The goal of the 72-story, 2.3 million-square-foot tower’s design was two-fold: to construct a powerful and efficient structure that would emanate a quietly dignified presence, and to enrich and enliven the surrounding urban environment.
4WTC meets these demands through significant yet restrained structural innovation, recognized by the 2017 AISC IDEAS2 Presidential Award of Excellence in Engineering.
A typical office building of this size and shape would contain 7 to 10 perimeter columns on each side, spaced at roughly 20- to 30-foot intervals. 4WTC, on the other hand, has only four. The columns are grouped in pairs with an 80-foot clear span between them and 20 to 45-foot cantilevers at each end, providing dramatic column-free corners.
Beneath 4WTC lies a precarious maze of subway lines, commuter circulation, and mechanical spaces. The below grade complexity affected the retail column placements. A massive split V column supports the retail entrance, with additional steel structure built around the elevator and escalators, acting together to meet demanding load path requirements.
Structural steel was key in overcoming the unique challenges faced during the design of 4 WTC. LERA worked closely with the design architect, Maki & Associates, to come up with innovative structural solutions to speed construction, decrease construction costs, and create the desired open spaces for the offices. The limited number of perimeter columns created expansive city views through four 80-ft-long clear spans, six column-free building corners, and cantilevers of 20 to 45 ft. These long cantilevers and clear spans would typically add extra cost and time to the construction of the project. However, LERA designed the steel spandrel girders to pass continuously through the composite columns at the perimeter, splicing the spandrel members only at locations of low internal forces. This innovative approach saved time and money by removing 75% of the moment connections and reducing the total number of steel pieces/crane picks per floor.
Partner, LERA Consulting Structural Engineers
An innovative construction sequence was implemented for the construction of the tower: a structural steel frame was erected first, followed by an encapsulation of the service core in reinforced concrete. Typically, for steel-concrete buildings outside of New York City, the concrete core is constructed first with embed plates and followed by steel floor framing.
In the typical construction of perimeter steel columns, the steel beams and columns are aligned. For the long spans and cantilever conditions at 4WTC, however, the standard method would have required a significant moment connection at every column. To overcome this, the spandrel beam was offset from the columns, allowing the beam to be continuous and bypass the column uninterrupted. This drastically reduced the number of moment connections required to support 80-foot clear spans. Splice locations were then chosen at points of low moment along the length of the spandrel beams, thus simplifying the connections and providing additional savings in cost and time.
The advantage of this approach was threefold: on each side, it reduced the number of moment connections from eight (one at each face of the four columns) to two; it reduced the required number of spandrel pieces from five to three, resulting in more efficient shipping and fewer crane picks; and it reduced the size of the remaining moment connections since they were designed for much smaller forces than would have been required at the face of the columns.
The steel frame also led to efficiency in the link beams embedded in the core.

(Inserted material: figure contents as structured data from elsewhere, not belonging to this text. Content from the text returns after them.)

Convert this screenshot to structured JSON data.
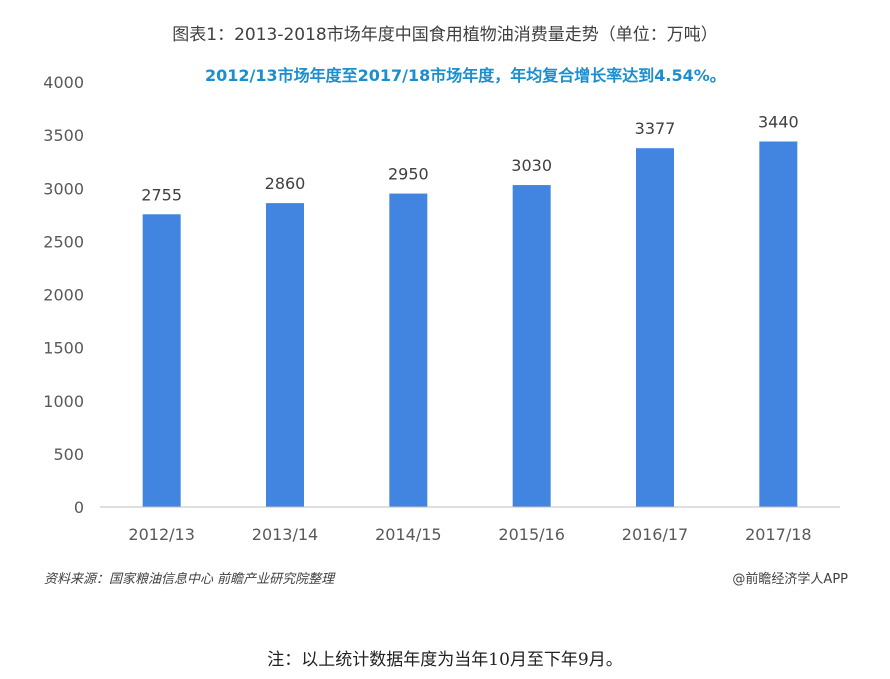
{
  "title": "图表1：2013-2018市场年度中国食用植物油消费量走势（单位：万吨）",
  "annotation": "2012/13市场年度至2017/18市场年度，年均复合增长率达到4.54%。",
  "source": "资料来源：国家粮油信息中心 前瞻产业研究院整理",
  "credit": "@前瞻经济学人APP",
  "note": "注：以上统计数据年度为当年10月至下年9月。",
  "colors": {
    "bar": "#4285e0",
    "axis": "#bfbfbf"
  },
  "chart_data": {
    "type": "bar",
    "categories": [
      "2012/13",
      "2013/14",
      "2014/15",
      "2015/16",
      "2016/17",
      "2017/18"
    ],
    "values": [
      2755,
      2860,
      2950,
      3030,
      3377,
      3440
    ],
    "ylim": [
      0,
      4000
    ],
    "yticks": [
      0,
      500,
      1000,
      1500,
      2000,
      2500,
      3000,
      3500,
      4000
    ],
    "grid": false,
    "legend": "none",
    "data_labels": true
  }
}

Link beams, which connect two very stiff vertical elements, such as elevator cores, are highly stressed elements. When done in concrete, they are very congested with reinforcement, which can also lead to problems with concrete consolidation in construction.

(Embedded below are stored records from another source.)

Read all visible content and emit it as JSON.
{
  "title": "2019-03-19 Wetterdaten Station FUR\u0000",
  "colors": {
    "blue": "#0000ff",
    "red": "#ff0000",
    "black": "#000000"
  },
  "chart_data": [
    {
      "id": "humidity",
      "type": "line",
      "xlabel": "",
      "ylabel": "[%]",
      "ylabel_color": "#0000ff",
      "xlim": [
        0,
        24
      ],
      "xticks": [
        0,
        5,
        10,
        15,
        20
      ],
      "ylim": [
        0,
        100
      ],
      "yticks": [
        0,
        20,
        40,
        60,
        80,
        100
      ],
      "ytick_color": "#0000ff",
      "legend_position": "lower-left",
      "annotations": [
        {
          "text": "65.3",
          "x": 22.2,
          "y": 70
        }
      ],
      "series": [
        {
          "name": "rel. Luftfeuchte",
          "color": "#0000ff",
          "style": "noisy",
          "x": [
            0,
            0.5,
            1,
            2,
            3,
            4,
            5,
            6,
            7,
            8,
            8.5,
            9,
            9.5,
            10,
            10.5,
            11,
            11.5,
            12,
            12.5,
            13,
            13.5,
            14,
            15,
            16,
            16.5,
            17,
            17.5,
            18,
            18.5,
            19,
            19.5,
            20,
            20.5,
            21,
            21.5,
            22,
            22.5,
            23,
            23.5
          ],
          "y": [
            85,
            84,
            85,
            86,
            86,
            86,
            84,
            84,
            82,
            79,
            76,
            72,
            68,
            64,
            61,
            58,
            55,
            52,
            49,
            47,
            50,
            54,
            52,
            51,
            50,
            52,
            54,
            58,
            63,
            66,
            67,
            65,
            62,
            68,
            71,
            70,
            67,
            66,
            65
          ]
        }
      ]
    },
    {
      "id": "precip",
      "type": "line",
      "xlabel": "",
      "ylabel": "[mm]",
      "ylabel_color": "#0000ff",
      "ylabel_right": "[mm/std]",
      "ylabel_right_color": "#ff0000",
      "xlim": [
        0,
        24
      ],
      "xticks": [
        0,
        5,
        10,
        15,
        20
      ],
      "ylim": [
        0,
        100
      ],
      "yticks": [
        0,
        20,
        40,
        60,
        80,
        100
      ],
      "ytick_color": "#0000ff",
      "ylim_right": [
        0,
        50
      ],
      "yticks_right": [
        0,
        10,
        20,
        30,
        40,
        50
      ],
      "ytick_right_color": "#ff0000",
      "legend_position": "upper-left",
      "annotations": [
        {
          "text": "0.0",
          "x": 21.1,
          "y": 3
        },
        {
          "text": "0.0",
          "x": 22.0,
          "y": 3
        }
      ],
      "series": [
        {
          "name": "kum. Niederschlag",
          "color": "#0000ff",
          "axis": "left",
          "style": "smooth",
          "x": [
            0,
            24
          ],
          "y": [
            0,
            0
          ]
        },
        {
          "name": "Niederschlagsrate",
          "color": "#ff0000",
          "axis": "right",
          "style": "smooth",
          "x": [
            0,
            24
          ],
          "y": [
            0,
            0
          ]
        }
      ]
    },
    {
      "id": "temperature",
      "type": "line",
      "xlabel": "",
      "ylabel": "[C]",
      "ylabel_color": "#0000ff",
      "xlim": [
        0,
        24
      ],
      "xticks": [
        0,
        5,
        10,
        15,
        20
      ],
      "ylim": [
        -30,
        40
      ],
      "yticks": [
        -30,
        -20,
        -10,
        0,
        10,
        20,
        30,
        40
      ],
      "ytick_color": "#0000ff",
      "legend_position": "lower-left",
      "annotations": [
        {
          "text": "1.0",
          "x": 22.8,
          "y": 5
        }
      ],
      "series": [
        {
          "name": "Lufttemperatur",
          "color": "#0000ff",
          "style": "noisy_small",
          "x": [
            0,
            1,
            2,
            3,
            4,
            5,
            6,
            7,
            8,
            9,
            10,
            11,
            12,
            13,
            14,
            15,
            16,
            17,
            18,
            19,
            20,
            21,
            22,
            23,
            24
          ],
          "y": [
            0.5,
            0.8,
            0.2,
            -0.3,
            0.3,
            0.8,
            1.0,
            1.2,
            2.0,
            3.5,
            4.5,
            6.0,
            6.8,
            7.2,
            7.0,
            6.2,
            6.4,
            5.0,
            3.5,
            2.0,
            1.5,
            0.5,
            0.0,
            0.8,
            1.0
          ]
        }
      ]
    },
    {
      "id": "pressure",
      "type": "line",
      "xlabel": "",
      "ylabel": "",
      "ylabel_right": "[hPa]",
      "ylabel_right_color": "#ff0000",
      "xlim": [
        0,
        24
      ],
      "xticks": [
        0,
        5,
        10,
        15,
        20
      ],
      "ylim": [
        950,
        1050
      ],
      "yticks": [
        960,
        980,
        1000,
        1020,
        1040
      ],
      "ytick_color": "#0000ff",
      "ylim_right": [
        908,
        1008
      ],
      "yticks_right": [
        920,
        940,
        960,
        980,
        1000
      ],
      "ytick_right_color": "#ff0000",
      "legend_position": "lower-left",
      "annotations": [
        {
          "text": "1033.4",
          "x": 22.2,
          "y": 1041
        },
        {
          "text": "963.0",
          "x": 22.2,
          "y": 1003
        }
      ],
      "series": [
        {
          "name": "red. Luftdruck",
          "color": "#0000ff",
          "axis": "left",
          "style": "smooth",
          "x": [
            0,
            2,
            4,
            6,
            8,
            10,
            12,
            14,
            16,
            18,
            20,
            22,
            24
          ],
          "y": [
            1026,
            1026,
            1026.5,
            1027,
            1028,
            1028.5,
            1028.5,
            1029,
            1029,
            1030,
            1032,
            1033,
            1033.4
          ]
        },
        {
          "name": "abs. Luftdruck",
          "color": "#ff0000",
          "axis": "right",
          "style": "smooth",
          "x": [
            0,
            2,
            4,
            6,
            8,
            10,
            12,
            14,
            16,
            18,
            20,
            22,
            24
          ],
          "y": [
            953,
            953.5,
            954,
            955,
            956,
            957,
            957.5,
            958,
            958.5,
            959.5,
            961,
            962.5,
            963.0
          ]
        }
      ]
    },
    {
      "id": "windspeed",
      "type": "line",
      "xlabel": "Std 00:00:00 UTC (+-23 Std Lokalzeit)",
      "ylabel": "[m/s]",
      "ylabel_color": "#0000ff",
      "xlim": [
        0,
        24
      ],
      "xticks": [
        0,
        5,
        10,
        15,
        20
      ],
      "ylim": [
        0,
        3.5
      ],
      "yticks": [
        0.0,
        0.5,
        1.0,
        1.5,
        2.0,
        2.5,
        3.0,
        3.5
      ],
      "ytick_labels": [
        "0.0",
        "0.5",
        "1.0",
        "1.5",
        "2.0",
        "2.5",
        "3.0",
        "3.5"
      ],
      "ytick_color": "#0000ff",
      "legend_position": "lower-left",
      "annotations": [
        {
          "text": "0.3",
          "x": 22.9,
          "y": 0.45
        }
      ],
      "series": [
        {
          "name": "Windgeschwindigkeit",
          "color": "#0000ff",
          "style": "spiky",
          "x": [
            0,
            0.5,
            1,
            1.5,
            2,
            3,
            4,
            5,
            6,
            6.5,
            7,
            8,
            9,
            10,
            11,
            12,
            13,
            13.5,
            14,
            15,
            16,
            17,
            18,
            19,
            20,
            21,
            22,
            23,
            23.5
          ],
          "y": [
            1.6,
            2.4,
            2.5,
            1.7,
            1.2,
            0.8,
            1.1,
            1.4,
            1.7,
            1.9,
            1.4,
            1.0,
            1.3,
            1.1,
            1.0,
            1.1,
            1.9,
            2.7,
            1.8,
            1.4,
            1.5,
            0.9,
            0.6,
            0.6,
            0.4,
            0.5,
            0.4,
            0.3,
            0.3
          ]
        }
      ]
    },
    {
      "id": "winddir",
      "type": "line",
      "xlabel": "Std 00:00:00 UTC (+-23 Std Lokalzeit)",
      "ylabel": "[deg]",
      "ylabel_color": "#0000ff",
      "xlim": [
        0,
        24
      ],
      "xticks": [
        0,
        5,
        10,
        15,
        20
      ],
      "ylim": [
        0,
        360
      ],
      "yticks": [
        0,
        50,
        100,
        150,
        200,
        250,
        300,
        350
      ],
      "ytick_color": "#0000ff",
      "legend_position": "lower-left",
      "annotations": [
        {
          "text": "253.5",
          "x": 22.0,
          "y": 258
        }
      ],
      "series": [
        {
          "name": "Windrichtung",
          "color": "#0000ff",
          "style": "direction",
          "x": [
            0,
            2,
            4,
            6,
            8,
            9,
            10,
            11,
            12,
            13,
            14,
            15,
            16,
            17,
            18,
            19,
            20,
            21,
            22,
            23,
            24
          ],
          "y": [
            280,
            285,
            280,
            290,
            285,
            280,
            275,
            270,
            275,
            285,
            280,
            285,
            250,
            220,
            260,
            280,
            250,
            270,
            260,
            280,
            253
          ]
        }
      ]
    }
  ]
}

In 4WTC, the link beams are made from steel built-up shapes. Steel is much better at resisting shear forces than concrete, and the steel link beams were much smaller than comparable concrete beams would have been. The steel link beams were also erected with space left between the top of the beam and the floor above, allowing ductwork and other utilities to be run above the tenant-finished ceiling.
Another significant technique to reduce construction time was in placing the erection columns to which these link beams were connected within the elevator core wall but offsetting them from the end of the wall by 6 feet.
This meant that the steel-link-beam-to-steel-erection-column connection could be a simple, cost effective shear tab instead of the highly stressed, expensive moment connection that would have been necessary had the erection column been placed at the end of the wall. The shear forces from the link beam were directed into the concrete by composite action between the end of the wall and the erection column. This approach simplified the connections, resulting in further savings in time and cost.
Awarded a LEED-certified Gold rating by the United States Green Building Council, sustainability was at the heart of 4WTC’s design. Recycled and sustainable building materials were used throughout and rolled steel members were incorporated into the concrete-encapsulated core. Additionally, the use of steel floor framing allowed for lighter floors within the core, thus reducing the overall weight and volume of concrete materials.
All the structural steel innovations present in 4WTC were made possible using cutting-edge computational design software in the planning and optimization of the project.
Prior to the initiation of construction for 4WTC, the design team worked with a steel detailer to create a 3-D Tekla model of steel components of the building. Developed as a quantities survey and early coordination model, this model proved crucial to the success of the bidding process. The design team also performed structural steel connection design for all non-typical connections, including all moment, truss node and beam-to-perimeter column connections.